– У нас сколько людей? – спросил один из незнакомцев.
– Когда я уезжал, было около дюжины.
Сидящим в автомобиле показалось, что они ослышались.
– Дюжина? Против двух сотен? У которых полно оружия?
– Да, примерно так. Но тут ситуация не так плоха, как кажется. Мы отправили доклад нашему руководству и военным, они смогут прислать скоро подкрепление. А оружие у рабочих не под рукой, а спрятано где-то рядом, но в другом месте. В каком – мы пока не знаем.
– Значит, нас будет порядка полторы дюжины с оружием против безоружных крикунов? Я так понимаю?
– Ну у некоторых из них, без сомнения, есть револьверы. Но учтите, это лидеры ячеек, они управленцы. Могут командовать, заседать или совещаться. Не предполагалось, что эти люди лично будут стоять на баррикадах.
– У нас какое оружие?
– Есть несколько трехлинеек и один пулемет. Гранаты. Патронов много.
Они остановились в одном из переулков и дальше по зловещим заводским территориям пошли пешком, соблюдая максимальную тишину.
Их негромко окликнули из темноты, и показался человек, который махнул рукой. Все отправились в ту сторону и достигли одной будки, где уже с кем-то по телефону ругался Шемаков. На него было тяжело смотреть: бледный, с воспаленными глазами и срывающимся голосом, и Кильчевский подумал, когда тот в последний раз спал.
Закончив разговор, Шемаков закурил и задумался. Потом кивнул и повел за собой прибывших.

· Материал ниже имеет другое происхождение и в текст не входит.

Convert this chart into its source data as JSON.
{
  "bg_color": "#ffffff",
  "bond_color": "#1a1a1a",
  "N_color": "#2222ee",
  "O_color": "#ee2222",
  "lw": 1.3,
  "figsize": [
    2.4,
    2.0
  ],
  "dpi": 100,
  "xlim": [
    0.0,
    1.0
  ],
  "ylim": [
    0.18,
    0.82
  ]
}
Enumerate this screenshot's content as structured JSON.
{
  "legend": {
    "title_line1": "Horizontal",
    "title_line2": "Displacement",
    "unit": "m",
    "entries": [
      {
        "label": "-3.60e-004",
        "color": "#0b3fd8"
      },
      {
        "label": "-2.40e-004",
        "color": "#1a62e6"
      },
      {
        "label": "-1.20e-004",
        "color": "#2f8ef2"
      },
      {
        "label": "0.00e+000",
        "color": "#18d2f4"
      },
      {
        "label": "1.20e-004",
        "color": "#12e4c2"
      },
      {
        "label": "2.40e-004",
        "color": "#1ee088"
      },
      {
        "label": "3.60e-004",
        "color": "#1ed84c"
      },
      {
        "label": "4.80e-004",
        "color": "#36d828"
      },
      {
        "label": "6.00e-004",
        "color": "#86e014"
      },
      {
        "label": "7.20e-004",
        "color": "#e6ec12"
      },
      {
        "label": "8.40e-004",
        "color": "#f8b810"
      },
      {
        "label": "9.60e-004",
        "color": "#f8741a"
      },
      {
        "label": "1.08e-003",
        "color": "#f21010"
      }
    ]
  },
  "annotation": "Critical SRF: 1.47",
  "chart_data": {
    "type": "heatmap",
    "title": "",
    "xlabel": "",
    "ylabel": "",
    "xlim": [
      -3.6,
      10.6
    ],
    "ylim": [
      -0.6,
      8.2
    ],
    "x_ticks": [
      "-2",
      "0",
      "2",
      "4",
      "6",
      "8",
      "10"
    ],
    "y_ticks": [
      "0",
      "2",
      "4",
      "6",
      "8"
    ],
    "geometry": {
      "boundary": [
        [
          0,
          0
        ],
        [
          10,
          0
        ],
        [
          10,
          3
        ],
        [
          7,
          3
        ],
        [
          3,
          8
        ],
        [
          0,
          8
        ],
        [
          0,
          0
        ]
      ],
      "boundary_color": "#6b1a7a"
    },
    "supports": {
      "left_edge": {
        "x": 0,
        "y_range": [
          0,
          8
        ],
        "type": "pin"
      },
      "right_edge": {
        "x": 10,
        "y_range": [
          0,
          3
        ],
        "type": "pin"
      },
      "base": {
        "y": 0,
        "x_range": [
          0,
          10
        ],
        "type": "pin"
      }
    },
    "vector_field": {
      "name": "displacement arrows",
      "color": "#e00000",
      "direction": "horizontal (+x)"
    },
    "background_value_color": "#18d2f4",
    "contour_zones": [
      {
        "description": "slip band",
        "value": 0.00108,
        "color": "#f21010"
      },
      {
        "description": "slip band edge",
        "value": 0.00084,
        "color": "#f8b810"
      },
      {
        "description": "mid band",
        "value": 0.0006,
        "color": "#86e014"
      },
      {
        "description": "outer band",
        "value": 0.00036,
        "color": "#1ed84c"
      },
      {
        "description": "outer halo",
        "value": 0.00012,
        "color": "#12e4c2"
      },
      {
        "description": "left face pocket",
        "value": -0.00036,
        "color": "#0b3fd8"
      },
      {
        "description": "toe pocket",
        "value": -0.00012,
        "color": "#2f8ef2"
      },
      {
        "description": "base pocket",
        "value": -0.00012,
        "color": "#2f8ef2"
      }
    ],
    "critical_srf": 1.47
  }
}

– Ситуация такая, – негромко по пути рассказывал Шемаков. – Они почти все в одном цеху, принимают декларацию к действию. В городе, насколько я могу судить, еще не знают, что выступление перенесено, и основная часть рабочих спокойно отдыхают или пьют. У меня план такой: разбираете винтовки и становитесь у выходов. Изенбеков, – он оглянулся на своего сотрудника, – на тебе особая задача. Берешь пулемет и держишь главные ворота, они после первых взрывов побегут туда. Каждый берете несколько гранат, пока они внутри, мы должны их сильнее покрошить, потом будет сложнее. Стреляйте всех, кого не знаете в лицо. Нам для допросов они не нужны, и так знаем каждого и их настроения.
– А как же твои провокаторы? Ты дал им возможность спастись? – недоумевал Кильчевский.
Шемаков медленно обернулся на него:
– Ты знаешь, Евгений. Мне никогда не нравились предатели, даже если они работали на меня. Если они так просто предали своих товарищей, с которыми работали многие годы и раскачивали царизм, то меня они продадут за рубль. Мне кажется, такие люди даже больше заслуживают смерти.
Все разошлись по своим местам, оставив Кильчевского одного у окна наедине со своими мыслями. Поступок Шемакова неожиданно сильно огорчил его и посеял подозрительность. Если человек, который априори должен заботиться о своих людях в стане врага, с такой легкостью пускает их в расход, то какие гарантии есть у него самого? От Кильчевского же пользы практически нет.